A View from Christopher Mims
How Amazon Can Afford to Give Away Books, Free
Amazon makes so much on Prime that digital media has become the perfect loss leader for the company.
Amazon’s new “Kindle Owner’s Library” allows any Kindle owner who is a member of Amazon Prime to check out one book a month and keep it as long as they want. It joins Amazon’s video streaming service as one of the perks of Prime membership, which, at $80 a year, also grants members free two-day shipping on anything to come out of Amazon’s warehouses.
But how can Amazon afford to give away all this free (albeit digital) media? As Slate Technology columnist Farhad Manjoo pointed out, Amazon customers who join Prime increase their spending on the site on average $500 a year, presumably because of the free shipping.
But that’s just one of the many interlocking dynamics behind the business strategy of this announcement. Here are the rest.
1. The Netflix-ization of books.
The move to an ownership to a “rentership society” has been proceeding apace, and nowhere more rapidly than in media. Books have been a holdout, but that’s just changed. The Wall Street Journal reports that many publishers refused to participate in Amazon’s Kindle Owner’s Library for fear it would debase the value of their existing catalogs, and they’re right.
Just as Netflix has come to represent a threat worth doing something about for cable companies, a subscription-based lending library for e-books has the potential to turn them into a commodity for readers, who might opt for the “free” books rather than buying new.
First movies (Netflix) then music (Spotify) and now books—the entire process has a kind of inevitability to it that must be terrifying to traditional publishers.
2. Amazon could become the Hearst / Gannett / Knight Ridder of our age.
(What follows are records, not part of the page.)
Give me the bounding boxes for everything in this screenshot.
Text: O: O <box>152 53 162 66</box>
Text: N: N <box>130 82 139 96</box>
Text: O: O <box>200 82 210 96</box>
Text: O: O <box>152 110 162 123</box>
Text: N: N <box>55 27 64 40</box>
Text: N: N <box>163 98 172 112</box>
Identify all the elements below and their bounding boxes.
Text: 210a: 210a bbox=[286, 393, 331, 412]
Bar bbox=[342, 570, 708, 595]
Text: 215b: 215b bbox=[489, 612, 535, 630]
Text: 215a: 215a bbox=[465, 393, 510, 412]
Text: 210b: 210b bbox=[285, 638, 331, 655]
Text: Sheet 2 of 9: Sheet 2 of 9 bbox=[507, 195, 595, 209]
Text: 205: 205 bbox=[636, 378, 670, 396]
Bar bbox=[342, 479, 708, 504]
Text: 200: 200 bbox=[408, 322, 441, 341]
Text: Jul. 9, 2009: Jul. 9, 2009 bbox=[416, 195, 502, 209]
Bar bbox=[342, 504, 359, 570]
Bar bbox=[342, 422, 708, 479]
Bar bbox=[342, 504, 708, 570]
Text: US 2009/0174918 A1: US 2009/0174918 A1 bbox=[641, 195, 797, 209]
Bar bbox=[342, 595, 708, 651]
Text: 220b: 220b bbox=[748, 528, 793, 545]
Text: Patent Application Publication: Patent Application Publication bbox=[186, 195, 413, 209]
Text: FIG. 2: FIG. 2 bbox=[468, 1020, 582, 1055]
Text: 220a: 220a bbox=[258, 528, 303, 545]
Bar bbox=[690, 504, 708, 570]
The paradox of media is that we love it so much that we can’t really afford it. The only way to pay for the enormous media diet of the average person is to subsidize that diet with advertising. News, especially, has always been subsidized.
The question everyone in the media business has been asking since the dawn of the Web is, if Web advertising can’t pay for online content, what will?
When it comes to news, when newspapers had a distribution monopoly, it was the real estate section, autos and the classifieds. Could the 21st century be one in which media are subsidized as a bolt-on to consumer goods, as in Amazon’s new scheme? Books have never been subsidized before, except through the sacrifices of their authors—maybe it’s time they should be.